Eppure queste due notizie non sono che fuffa.

Ben più preoccupante è la realtà che ci circonda. Così, ad esempio, lunedì 11 giugno degli operai di una cooperativa che protestavano contro il licenziamento a Basiano (MI) sono stati caricati per far passare i furgoncini con sopra i crumiri. Caricati, in effetti, è un eufemismo: due operai con le gambe spezzate da lacrimogeni sparati da pochi centimetri, un operaio in coma e altri 15 ricoverati in ospedale, ovviamente sono stati arrestati in 18. Questi operai erano stati licenziati (90 su 120) da un giorno all’altro, lavoravano in una di quelle cooperative che coprono lo sfruttamento di quei marchi della grande distribuzione che si presentano belli e luccicanti. Quelle cooperative che rappresentano la fine non dei diritti ma della stessa dignità umana. Quelle cooperative che grazie a sub-sub-sub.appalti possono garantire salari da fame e condizioni di lavoro disumane. Chissà cosa avevano fatto questi disgraziati per non essersi guadagnati il lavoro ma la vita rovinata. Sicuramente cercavano di fare un po’ di folklore italico, un po’ di sindacalismo autorganizzato.

Questo fatto, sconosciuto ai più, abilmente nascosto dai media mainstream, troppo occupati a parare il didietro alle lobby affaristiche che li detengono, non è entrata nell’agenda setting dei grandi opinionisti televisivi e i sindacati confederali non lo hanno ritenuto significativo come argomento per contrastare la grande riforma. Rimane solo come avvertimento per chi nei prossimi mesi cercherà di difendere quel poco che rimane.

Certo tutto questo non è una novità e risalendo anche solo al 2001 è possibile notare che la solfa è la stessa. Si dice che nei giorni di Genova vi fu una sospensione dei diritti, quello che forse non abbiamo compreso è che da allora quei diritti non sono mai stati ripristinati, vengono concessi ogni tanto ma non compaiono più come diritti.

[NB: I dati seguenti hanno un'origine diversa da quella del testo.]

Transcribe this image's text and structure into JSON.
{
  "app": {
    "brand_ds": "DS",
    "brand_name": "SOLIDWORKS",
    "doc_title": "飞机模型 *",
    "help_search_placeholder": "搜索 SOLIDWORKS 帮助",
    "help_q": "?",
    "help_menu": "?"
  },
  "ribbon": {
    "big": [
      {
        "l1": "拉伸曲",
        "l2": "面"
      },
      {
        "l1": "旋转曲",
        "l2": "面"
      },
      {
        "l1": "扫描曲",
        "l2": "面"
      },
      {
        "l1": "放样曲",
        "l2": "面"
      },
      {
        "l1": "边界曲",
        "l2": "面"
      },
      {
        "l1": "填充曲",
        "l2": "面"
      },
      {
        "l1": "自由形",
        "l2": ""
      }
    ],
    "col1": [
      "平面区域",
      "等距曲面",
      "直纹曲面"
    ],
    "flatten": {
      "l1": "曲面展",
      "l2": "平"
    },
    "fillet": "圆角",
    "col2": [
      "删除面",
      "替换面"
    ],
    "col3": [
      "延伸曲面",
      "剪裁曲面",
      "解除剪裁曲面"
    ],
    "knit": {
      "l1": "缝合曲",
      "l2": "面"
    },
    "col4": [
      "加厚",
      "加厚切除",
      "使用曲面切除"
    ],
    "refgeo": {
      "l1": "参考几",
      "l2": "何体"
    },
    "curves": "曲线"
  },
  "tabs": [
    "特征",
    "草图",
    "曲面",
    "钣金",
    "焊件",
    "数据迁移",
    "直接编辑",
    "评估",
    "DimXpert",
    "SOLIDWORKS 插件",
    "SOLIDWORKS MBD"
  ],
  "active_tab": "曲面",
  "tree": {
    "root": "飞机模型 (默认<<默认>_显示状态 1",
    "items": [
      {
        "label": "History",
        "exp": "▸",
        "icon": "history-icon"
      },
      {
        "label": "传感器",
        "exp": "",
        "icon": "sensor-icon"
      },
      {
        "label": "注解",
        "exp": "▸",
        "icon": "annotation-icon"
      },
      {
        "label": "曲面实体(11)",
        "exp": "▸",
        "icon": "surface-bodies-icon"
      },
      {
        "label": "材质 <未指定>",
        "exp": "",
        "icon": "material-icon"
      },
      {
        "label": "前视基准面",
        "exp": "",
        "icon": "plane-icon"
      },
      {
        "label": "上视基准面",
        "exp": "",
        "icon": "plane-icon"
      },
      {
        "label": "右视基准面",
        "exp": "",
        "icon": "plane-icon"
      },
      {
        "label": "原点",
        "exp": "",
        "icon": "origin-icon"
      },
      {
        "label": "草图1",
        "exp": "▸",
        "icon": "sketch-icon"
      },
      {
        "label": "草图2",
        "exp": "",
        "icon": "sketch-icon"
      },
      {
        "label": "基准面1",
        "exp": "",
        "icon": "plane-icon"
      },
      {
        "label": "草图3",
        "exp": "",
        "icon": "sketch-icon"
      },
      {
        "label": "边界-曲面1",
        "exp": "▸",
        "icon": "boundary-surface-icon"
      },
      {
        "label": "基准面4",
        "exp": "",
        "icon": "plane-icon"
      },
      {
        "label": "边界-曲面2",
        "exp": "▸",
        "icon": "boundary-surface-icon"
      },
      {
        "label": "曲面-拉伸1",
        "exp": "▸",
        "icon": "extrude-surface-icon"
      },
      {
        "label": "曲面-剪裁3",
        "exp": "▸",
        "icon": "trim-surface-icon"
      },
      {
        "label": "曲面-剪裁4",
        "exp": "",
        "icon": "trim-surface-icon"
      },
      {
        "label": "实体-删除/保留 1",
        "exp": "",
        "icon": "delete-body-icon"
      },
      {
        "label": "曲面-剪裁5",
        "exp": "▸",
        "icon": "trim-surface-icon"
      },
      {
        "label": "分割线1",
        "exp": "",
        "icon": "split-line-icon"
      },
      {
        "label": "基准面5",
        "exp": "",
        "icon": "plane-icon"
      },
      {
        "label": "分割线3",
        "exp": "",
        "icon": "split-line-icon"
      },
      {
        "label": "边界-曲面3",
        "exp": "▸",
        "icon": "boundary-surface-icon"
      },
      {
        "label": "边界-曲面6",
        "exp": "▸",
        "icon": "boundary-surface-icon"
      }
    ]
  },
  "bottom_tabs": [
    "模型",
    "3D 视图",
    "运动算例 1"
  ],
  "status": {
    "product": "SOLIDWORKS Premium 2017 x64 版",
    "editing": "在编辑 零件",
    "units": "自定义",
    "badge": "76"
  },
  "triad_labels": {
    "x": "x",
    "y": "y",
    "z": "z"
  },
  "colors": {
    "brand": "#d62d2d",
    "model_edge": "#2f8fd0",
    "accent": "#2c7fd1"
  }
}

Tzetan Todorov in Di fronte all’estremo – quale etica per il secolo dei campi di sterminio e dei gulag (Garzanti, 1992), segnalava come l’ideologia nazista si basasse su un culto della tecnica e del lavoro svincolati dall’etica, svincolati dalle loro conseguenze. Se fosse così ci troveremmo nel pieno della propaganda di questa ideologia. L’ideologia nazista non si presentava come brutta e cattiva, era un’ideologia che finalmente metteva fine a quei movimenti, questi sì brutti e cattivi, che non permettevano alla Germania di riprendersi dalla crisi. Era la modernità. Era quell’ideologia che permetteva a qualunque idiota di divenire un’opinionista, di assurgere ad esperto di pronunciare abomini considerati perle di saggezza. Permetteva a uno bruttino, scuro e un po’ gobbo di dire che l’uomo doveva essere alto, grosso e biondo.

Ieri ho sentito una docente ordinaria dell’Università di Torino, moglie di un docente ordinario dell’Università di Torino e la cui figlia è ricercatrice all’Università di Torino, dire che il lavoro non è un diritto e va guadagnato. Questa docente è un ministro italiano, un ministro che non rappresenta la volontà popolare ma una lettera del capitale finanziario.